On the stock market, the VN-Index recorded a slight decline of 0.3% to 1,285 points immediately after the news, with liquidity reaching VND 12,500 billion, lower than the 20-session average. The main reason comes from net selling pressure by foreign investors (VND 355 billion in the session) as the interest rate differential between VND and USD narrowed. Banking stocks (CTG, BID, VCB) fell 0.5-1%, reflecting concerns about capital costs.

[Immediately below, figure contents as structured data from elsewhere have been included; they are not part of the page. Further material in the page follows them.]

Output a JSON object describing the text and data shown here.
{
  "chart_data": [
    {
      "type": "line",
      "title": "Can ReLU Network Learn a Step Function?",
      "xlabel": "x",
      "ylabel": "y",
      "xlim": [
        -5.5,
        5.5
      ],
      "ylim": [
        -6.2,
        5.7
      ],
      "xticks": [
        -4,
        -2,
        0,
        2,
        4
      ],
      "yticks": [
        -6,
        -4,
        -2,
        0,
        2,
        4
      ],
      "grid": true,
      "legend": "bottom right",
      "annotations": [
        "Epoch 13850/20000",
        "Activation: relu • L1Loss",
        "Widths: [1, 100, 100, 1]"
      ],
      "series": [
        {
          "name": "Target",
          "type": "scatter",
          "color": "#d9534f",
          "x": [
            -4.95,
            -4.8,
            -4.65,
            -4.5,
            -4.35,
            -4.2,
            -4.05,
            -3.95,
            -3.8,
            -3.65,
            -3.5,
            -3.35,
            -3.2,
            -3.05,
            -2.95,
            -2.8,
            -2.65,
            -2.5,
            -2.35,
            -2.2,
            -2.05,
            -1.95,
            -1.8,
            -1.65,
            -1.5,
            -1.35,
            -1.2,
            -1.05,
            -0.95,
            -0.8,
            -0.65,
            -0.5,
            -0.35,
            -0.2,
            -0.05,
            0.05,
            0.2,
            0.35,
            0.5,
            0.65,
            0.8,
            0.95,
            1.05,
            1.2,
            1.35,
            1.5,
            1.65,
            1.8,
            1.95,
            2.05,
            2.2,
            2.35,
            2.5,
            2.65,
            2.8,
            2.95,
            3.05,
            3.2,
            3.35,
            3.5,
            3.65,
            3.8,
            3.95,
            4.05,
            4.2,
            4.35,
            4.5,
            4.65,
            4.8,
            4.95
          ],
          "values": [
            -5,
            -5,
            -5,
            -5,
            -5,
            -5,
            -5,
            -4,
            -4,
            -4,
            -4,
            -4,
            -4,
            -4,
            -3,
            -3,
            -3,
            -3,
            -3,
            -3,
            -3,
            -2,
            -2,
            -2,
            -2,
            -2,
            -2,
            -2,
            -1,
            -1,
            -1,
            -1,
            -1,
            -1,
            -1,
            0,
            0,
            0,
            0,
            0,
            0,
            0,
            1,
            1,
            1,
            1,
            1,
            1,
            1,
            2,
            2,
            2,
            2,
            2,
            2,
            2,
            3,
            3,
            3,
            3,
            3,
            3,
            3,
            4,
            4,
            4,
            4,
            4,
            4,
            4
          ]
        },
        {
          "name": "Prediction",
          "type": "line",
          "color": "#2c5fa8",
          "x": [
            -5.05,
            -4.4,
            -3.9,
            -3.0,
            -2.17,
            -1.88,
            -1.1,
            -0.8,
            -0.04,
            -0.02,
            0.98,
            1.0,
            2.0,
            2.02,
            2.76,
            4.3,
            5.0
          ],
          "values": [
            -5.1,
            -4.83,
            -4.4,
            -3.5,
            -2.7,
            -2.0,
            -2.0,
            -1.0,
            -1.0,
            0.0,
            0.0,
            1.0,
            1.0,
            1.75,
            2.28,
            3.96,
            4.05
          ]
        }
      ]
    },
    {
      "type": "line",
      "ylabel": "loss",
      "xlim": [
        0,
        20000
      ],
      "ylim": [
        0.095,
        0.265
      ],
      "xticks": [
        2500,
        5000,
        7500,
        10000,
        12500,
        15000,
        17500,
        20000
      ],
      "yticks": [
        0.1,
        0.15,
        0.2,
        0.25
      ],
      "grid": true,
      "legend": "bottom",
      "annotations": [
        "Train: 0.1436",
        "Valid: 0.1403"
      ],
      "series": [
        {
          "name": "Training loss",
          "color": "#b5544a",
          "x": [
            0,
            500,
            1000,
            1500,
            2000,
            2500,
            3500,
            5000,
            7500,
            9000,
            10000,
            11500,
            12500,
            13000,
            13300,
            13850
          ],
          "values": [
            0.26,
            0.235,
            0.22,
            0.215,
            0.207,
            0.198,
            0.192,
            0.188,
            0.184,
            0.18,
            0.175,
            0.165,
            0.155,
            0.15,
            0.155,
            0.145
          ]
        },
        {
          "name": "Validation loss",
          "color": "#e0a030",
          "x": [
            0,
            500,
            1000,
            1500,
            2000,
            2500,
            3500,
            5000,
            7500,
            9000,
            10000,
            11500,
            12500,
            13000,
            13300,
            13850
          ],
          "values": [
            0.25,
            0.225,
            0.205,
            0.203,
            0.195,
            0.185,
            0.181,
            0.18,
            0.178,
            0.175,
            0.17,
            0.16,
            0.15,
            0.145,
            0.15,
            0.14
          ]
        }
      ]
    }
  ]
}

However, the SBV's decision to keep rates stable also supports low deposit interest rates (5-6% per year), facilitating continued domestic capital flows. The VN-Index is trading around a P/E of 14.2 times, lower than the 5-year average of 15.8 times, offering opportunities for long-term investors. Industrial real estate stocks (KBC, SZG, GVR) continue to attract capital flows due to FDI expectations.
Experts from VietFinance.Asia suggest that in the short term, the market may undergo a consolidation adjustment around the 1,270-1,300 point level. Exchange rate pressure remains present as USD/VND stands at VND 25,200/USD (+2% from the beginning of the year). Investors should prioritize leading stocks with low reliance on foreign currency debt and a stable export foundation.